O documento preparado pelos economistas do PS, que esteve na base do programa eleitoral socialista aprovado este fim-de-semana, já toda a gente o disse, tem a virtude de quantificar propostas e de elevar a qualidade do debate. Mas, pelo rumo que os argumentos parecem levar, só quem tiver um modelo de simulação macro-económico no seu computador está habilitado a pôr em causa a bondade de algumas soluções. 
Ficam três notas, assumindo de antemão que elas não qualificam como análise económica.

1. Ao longo das últimas décadas, o espectro da falência da Segurança Social tem andado sempre a rondar. O alarme cria maior consciência dos direitos e deveres contributivos, mas também semeia o medo e erode a confiança no sistema público de pensões. 

Uma das razões pelas quais este mesmo PS resolveu, em 2007, separar mais claramente as prestações sociais que devem ser pagas por impostos gerais daquelas que resultam directamente dos descontos de cada um, foi precisamente para tornar mais clara a relação entre o que se desconta e o que se recebe, reforçando o chamado princípio da contributividade.

Ou seja, apesar de se entender que, em teoria, o Estado é só um, e que em cada momento ele deve ser capaz de gerir os seus recursos e assumir os seus compromissos, reconhece-se que o risco político é grande e que a Segurança Social, pela sua delicadeza, deve ser especialmente protegida.

Quando agora vem propor-se a reduzir a TSU dos trabalhadores e das empresas e a cobrir o buraco maioritariamente por via de impostos, o PS volta a baralhar tudo e destrói  este esforço de segregação do financiamento da Segurança Social que promoveu ainda há poucos anos.

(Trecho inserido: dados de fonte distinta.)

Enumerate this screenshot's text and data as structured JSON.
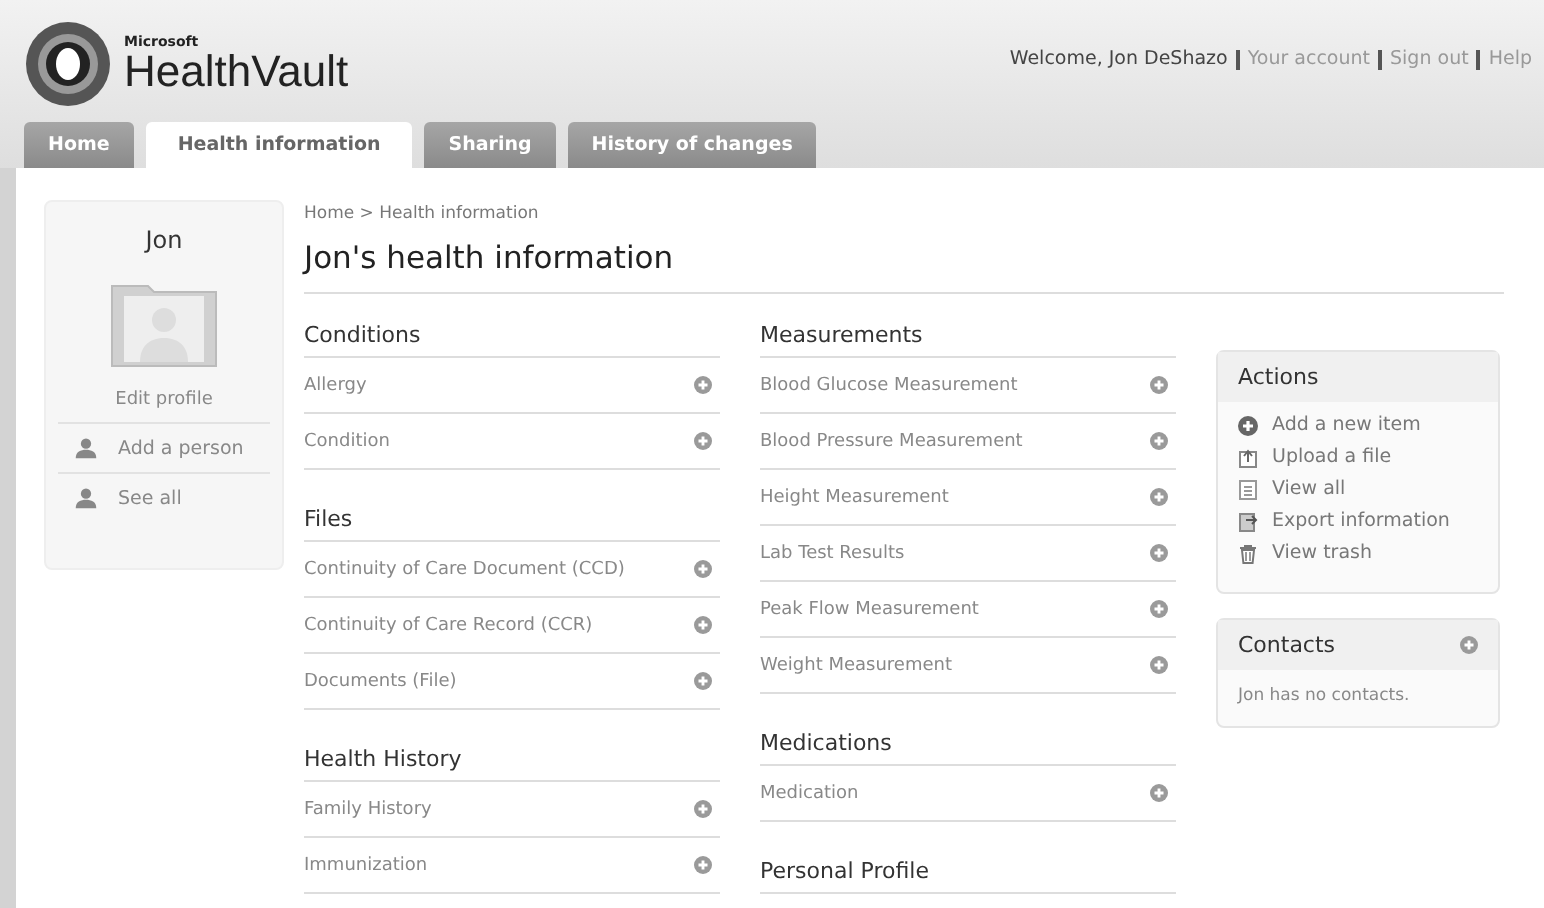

É dito que os cortes serão feitos com a máxima cautela e que há espaço para revertê-los  a qualquer momento. Mas não é preciso ser-se experimentado na política para saber quão difícil é tirar aquilo que já se deu: se as medidas não tiverem o impacto esperado, muito dificilmente o PS voltará a subir o que desceu, nomeadamente no caso da TSU das empresas. A Segurança Social ficará mais debilitada, mais refém da apreciação política dos governos vindouros, e com o fantasma da insustentabilidade mais vivo do que nunca. Basta ver o que acontece hoje em dia com a Caixa Geral de Aposentações.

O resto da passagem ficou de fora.